X_train, X_test, y_train, y_test = train_test_split(diabetes_X, diabetes_y, test_size=0.2)

Train the machine learning algorithm with the training set

# Create linear regression object
linear_regression = LinearRegression()

# Train the model using the training sets
linear_regression.fit(X_train, y_train)

LinearRegression()

Test the performance of the trained model with the test set using numerical metrics and visual analysis

# Make predictions using the testing set
y_pred = linear_regression.predict(X_test)

# The coefficients
print("Coefficients:", linear_regression.coef_, linear_regression.intercept_)
print()

# The mean squared error
print("Mean squared error: %.2f" % mean_squared_error(y_test, y_pred))
print("Root mean squared error: %.2f" % np.sqrt(mean_squared_error(y_test, y_pred)))
print()

# The coefficient of determination (r2 score): 1 is perfect prediction
print("R2-Score: %.2f" % r2_score(y_test, y_pred))
print()

# Percent error (absolute)
percent_error = np.average(np.abs(y_test-y_pred)/y_test)*100
print("Absolute Percent Error: %.2f" % percent_error)

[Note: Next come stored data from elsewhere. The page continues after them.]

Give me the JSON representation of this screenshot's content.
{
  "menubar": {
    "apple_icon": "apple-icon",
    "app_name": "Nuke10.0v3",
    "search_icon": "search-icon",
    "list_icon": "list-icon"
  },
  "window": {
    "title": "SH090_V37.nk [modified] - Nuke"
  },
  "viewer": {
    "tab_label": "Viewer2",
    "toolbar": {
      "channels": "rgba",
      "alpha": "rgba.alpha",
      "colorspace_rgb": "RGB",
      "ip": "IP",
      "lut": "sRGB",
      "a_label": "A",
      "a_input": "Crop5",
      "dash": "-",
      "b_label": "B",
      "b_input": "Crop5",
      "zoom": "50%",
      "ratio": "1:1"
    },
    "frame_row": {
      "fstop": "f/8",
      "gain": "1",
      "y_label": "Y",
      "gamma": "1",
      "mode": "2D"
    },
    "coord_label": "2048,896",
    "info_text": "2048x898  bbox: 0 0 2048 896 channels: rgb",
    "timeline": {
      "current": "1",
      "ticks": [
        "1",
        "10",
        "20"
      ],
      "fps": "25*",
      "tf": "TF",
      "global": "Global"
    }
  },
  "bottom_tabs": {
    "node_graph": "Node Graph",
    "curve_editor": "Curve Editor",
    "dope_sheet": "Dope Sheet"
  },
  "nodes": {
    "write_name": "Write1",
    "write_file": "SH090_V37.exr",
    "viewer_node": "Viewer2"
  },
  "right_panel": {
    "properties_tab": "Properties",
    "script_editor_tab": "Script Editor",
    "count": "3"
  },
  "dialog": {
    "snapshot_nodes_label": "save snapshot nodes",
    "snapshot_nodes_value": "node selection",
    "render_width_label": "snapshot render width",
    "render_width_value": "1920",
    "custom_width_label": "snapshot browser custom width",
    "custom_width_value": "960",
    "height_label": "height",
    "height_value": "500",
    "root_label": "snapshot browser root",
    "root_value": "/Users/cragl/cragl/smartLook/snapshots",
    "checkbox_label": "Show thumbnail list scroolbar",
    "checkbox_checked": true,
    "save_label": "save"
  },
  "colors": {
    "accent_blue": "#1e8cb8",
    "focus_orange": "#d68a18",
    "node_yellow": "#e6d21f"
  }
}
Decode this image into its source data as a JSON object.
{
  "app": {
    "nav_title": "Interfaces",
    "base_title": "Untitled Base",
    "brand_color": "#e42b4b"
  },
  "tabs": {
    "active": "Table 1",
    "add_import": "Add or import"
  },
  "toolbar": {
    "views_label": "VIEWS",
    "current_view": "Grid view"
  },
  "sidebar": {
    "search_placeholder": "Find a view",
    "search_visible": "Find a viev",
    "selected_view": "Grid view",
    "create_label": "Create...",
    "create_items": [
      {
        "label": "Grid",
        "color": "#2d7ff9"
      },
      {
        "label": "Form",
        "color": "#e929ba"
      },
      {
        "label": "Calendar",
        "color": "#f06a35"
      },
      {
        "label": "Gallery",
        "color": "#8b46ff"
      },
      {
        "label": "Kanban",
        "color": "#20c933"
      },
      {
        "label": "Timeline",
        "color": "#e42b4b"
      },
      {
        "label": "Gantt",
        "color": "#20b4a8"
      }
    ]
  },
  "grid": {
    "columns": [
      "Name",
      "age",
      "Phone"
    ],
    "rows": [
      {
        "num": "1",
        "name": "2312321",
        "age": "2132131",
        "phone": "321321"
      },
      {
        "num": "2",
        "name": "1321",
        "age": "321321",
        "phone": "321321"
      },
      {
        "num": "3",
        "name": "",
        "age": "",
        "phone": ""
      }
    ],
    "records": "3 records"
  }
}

Coefficients: [418.64607627 773.51831138] 152.12471014987497

Mean squared error: 4980.74
Root mean squared error: 70.57

R2-Score: 0.31

Absolute Percent Error: 51.55

# Plot outputs
plt.scatter(X_test[:,0], y_test, color="red", label="True")
plt.scatter(X_test[:,0], y_pred, color="blue", label="Predicted")
plt.legend()

(Optional) Improve the performance of the algorithm by either reformatting the data OR changing the parameters of the machine learning algorithm

Choose different features or a different number of features?
Choose a different amount of test data (i.e. train the model with more data)?
Use a different machine learning algorithm?
Use a design matrix (Pre-Class and In-Class Assignment)?